Evening: Reimen at Pyong Yang or Seirokaku. Depart by Shinkansen.

Two Days in Morioka (with Hiraizumi Day Trip)

Day 1: As above. Day 2: Morning train to Hiraizumi (about 1 hour via Ichinoseki). Full day at Chusonji Temple (Konjikido) and Motsuji garden. Return to Morioka for dinner, depart next morning.


Practical Tips

Best season: April (cherry blossoms at Kojo Park), August (Sansa Odori festival — three days of continuous drumming and dance through the city center), October (autumn foliage). December–February brings snow and peaceful winter atmosphere.

Getting around: Morioka is highly walkable. The main sights, including the castle park, red-brick buildings, and noodle restaurants, are all within a 30-minute walk of Morioka Station. Local buses exist but aren't necessary for most visitors.

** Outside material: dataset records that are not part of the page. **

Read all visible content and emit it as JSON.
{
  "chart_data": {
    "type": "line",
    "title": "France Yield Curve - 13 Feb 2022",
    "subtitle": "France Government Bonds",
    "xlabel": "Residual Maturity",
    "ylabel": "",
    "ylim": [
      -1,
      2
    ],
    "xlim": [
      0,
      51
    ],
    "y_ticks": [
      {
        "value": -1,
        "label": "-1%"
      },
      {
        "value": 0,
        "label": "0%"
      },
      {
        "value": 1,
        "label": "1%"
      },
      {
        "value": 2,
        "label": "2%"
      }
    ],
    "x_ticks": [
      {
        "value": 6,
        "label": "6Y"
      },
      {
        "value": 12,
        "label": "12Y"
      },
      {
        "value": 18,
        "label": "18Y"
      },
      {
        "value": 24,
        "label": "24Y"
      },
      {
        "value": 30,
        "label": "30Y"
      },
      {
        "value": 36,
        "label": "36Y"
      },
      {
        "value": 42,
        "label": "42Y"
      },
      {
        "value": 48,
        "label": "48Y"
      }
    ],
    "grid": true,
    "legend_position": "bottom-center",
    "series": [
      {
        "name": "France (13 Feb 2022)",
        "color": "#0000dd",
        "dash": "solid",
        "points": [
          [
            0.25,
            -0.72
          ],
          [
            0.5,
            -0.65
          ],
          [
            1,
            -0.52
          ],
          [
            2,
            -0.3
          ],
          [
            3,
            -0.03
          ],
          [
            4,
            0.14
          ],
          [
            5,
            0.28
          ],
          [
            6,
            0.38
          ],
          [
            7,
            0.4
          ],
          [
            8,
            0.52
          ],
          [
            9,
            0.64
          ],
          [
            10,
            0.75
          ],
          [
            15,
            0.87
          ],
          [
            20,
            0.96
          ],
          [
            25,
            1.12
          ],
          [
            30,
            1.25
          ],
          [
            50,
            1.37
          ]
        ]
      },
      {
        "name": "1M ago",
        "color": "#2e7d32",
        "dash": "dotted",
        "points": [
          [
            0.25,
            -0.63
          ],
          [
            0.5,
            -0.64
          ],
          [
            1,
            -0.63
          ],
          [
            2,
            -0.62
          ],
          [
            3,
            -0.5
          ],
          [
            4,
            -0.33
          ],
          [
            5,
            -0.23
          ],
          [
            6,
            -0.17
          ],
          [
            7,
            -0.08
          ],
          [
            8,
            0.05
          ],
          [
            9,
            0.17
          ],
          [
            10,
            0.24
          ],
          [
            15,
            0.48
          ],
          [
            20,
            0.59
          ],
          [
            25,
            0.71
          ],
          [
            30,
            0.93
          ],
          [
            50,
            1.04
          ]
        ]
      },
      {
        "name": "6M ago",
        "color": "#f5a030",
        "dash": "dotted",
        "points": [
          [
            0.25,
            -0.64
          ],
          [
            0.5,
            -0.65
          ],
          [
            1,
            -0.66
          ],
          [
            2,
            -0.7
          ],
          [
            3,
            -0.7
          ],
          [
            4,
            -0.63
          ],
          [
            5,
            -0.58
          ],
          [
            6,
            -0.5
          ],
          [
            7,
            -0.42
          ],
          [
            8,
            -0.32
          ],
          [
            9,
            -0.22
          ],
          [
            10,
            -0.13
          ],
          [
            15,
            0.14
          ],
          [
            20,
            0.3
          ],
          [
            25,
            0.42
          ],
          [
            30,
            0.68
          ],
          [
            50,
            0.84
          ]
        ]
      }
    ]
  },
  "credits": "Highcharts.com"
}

English menus: The major wanko soba restaurants (Azumaya, Chokaro) and most reimen shops have English menus or picture menus. Pairon (jajamen) operates in Japanese only but the ordering process is simple — point at the menu, specify nami (regular) or o (large).

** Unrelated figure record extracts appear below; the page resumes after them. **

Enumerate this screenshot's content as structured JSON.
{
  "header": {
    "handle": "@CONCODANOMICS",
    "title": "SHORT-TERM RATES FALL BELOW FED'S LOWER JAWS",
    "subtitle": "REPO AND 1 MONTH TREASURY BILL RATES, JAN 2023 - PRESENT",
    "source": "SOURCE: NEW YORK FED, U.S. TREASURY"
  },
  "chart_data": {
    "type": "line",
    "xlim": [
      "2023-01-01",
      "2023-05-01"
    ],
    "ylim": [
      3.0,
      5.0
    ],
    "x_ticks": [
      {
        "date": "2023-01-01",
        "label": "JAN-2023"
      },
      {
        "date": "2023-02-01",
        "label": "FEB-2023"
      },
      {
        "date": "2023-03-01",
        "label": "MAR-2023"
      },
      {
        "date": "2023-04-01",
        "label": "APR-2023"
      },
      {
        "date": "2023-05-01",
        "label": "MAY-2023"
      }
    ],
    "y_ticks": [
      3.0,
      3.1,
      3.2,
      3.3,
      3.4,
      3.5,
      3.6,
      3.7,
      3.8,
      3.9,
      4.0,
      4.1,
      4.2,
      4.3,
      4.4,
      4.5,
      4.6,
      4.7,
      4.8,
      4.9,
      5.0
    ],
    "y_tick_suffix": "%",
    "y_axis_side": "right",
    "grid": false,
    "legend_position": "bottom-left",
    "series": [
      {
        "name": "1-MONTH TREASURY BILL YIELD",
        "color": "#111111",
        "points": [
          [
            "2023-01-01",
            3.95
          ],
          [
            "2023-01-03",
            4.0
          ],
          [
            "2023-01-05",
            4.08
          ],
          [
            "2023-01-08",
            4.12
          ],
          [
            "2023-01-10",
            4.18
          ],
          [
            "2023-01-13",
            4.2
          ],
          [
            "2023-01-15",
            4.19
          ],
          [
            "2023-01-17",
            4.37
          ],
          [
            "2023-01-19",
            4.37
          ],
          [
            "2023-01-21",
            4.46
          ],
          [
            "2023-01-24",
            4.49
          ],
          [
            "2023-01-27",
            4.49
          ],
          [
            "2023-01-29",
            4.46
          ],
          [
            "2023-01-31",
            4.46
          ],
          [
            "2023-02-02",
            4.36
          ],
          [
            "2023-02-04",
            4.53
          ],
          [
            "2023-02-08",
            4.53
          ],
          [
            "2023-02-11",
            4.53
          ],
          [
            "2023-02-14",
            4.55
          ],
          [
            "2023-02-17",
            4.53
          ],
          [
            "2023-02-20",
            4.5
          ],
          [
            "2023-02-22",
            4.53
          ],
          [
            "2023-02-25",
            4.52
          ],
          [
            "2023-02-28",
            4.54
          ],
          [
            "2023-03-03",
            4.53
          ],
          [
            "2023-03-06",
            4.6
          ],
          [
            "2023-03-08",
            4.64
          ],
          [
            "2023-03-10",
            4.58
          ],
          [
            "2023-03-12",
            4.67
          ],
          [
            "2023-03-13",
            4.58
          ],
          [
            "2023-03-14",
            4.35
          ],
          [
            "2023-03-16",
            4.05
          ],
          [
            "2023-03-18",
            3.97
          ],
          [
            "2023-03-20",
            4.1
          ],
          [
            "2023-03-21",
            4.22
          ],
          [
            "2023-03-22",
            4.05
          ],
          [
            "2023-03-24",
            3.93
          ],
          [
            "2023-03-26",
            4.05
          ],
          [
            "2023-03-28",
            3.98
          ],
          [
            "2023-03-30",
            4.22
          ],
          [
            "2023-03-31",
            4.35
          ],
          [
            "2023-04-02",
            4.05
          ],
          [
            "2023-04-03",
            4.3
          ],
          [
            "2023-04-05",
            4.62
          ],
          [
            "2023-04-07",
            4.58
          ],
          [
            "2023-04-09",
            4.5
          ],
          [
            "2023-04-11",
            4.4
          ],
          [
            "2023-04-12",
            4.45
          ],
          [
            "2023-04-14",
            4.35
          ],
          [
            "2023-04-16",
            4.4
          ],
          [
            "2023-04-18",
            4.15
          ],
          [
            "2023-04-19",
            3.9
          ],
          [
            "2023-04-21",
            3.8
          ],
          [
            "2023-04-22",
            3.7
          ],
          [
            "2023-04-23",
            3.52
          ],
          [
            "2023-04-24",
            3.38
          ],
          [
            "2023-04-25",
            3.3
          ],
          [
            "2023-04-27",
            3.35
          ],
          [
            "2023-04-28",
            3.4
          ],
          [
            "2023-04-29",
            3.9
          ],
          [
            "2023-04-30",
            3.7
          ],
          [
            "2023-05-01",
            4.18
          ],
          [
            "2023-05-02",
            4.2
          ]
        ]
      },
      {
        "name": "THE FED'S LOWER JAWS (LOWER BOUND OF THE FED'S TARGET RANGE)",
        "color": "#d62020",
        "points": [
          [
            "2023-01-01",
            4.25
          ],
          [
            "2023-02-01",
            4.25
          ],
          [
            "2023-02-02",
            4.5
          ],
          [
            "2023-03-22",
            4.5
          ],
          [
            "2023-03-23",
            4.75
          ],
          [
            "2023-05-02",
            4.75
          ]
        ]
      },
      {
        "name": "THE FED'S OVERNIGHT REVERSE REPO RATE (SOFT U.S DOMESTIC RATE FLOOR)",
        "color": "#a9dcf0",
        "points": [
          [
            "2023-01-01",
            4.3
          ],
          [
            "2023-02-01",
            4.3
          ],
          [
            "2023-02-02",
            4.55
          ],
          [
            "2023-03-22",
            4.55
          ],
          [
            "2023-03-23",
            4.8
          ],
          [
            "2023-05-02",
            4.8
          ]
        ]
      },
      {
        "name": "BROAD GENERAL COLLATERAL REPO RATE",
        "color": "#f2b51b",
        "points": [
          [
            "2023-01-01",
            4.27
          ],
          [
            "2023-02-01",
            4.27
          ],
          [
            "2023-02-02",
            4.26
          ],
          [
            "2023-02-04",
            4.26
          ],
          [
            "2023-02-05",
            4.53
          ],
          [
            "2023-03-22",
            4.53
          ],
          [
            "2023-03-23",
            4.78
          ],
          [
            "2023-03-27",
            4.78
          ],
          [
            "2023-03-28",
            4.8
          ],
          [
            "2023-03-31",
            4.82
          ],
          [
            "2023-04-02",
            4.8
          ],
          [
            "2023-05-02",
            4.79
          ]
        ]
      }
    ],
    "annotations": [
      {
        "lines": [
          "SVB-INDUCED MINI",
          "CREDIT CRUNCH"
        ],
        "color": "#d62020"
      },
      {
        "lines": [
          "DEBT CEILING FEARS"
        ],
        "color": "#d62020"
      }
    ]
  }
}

Budget: Morioka is one of Japan's more affordable cities. The three-noodle eating challenge can be done for well under ¥3,000 total per person, and most accommodation is significantly cheaper than Tokyo or Kyoto.


Experiences and Tours

For visitors who want a guided food experience — combining all three noodle dishes with cultural context and English narration:

👉 Find Morioka food tours and Tohoku experiences on GetYourGuide

For accommodation in Morioka, Hotel Metropolitan Morioka and Hotel Morioka are well-reviewed mid-range options near the station:

👉 Search Morioka hotels on Rakuten Travel


Frequently Asked Questions

What are Morioka's three noodles? Wanko soba (small bowls of soba served continuously by a server), jajamen (flat noodles with fermented miso and a final egg-soup step called chītantansu), and reimen (cold buckwheat noodles in clear beef broth with kimchi and pear). Each originated from a different cultural tradition — Iwate, Manchuria, and Korea respectively.

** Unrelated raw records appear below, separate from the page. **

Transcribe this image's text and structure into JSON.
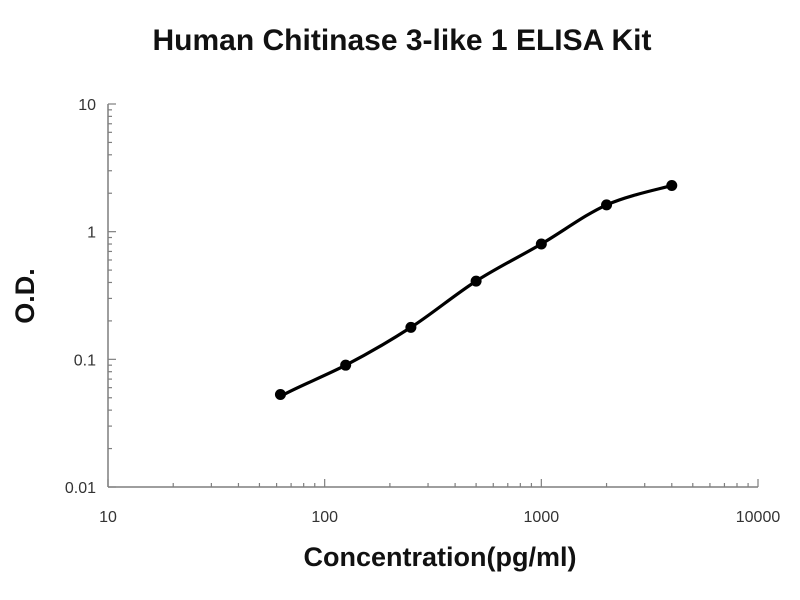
{
  "chart_data": {
    "type": "scatter",
    "title": "Human Chitinase 3-like 1 ELISA Kit",
    "xlabel": "Concentration(pg/ml)",
    "ylabel": "O.D.",
    "x_scale": "log",
    "y_scale": "log",
    "xlim": [
      10,
      10000
    ],
    "ylim": [
      0.01,
      10
    ],
    "x_ticks": [
      10,
      100,
      1000,
      10000
    ],
    "x_tick_labels": [
      "10",
      "100",
      "1000",
      "10000"
    ],
    "y_ticks": [
      0.01,
      0.1,
      1,
      10
    ],
    "y_tick_labels": [
      "0.01",
      "0.1",
      "1",
      "10"
    ],
    "grid": false,
    "legend": "none",
    "series": [
      {
        "x": [
          62.5,
          125,
          250,
          500,
          1000,
          2000,
          4000
        ],
        "y": [
          0.053,
          0.09,
          0.178,
          0.41,
          0.8,
          1.62,
          2.3
        ],
        "color": "#000000",
        "fit_line": true
      }
    ]
  }
}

Is Morioka worth visiting? Yes, particularly for travelers who've already seen the main Japan sights and want something with a more authentic, lived-in feel. The NYT recognition brought it broader attention, but the city was already genuinely interesting for its food, architecture, and accessibility to Hiraizumi.

How far is Morioka from Tokyo? Approximately 2 hours and 10 minutes by the fastest Hayabusa Shinkansen from Tokyo Station. The service runs throughout the day and is covered by the Japan Rail Pass.

What is wanko soba? Wanko soba is a form of soba-eating unique to Morioka and Hanamaki in Iwate Prefecture. Noodles arrive in very small lacquered bowls; servers add new portions continuously until you close the lid. Most visitors eat 30–60 bowls; dedicated eaters aim for 100+. It's an interactive, communal, surprisingly entertaining experience.

Can I do Morioka as a day trip from Tokyo? Yes — the 2-hour Shinkansen journey each way leaves 6–8 hours in the city, enough for the noodle experiences and a walk around the castle park and red-brick district. An overnight stay allows you to combine Morioka with a Hiraizumi day trip.

What is the best season to visit Morioka? Late April for cherry blossoms at Kojo Park. August for the Sansa Odori festival. Late October for autumn foliage along the Kitakami River. All four seasons are rewarding; winter is quiet and snowy.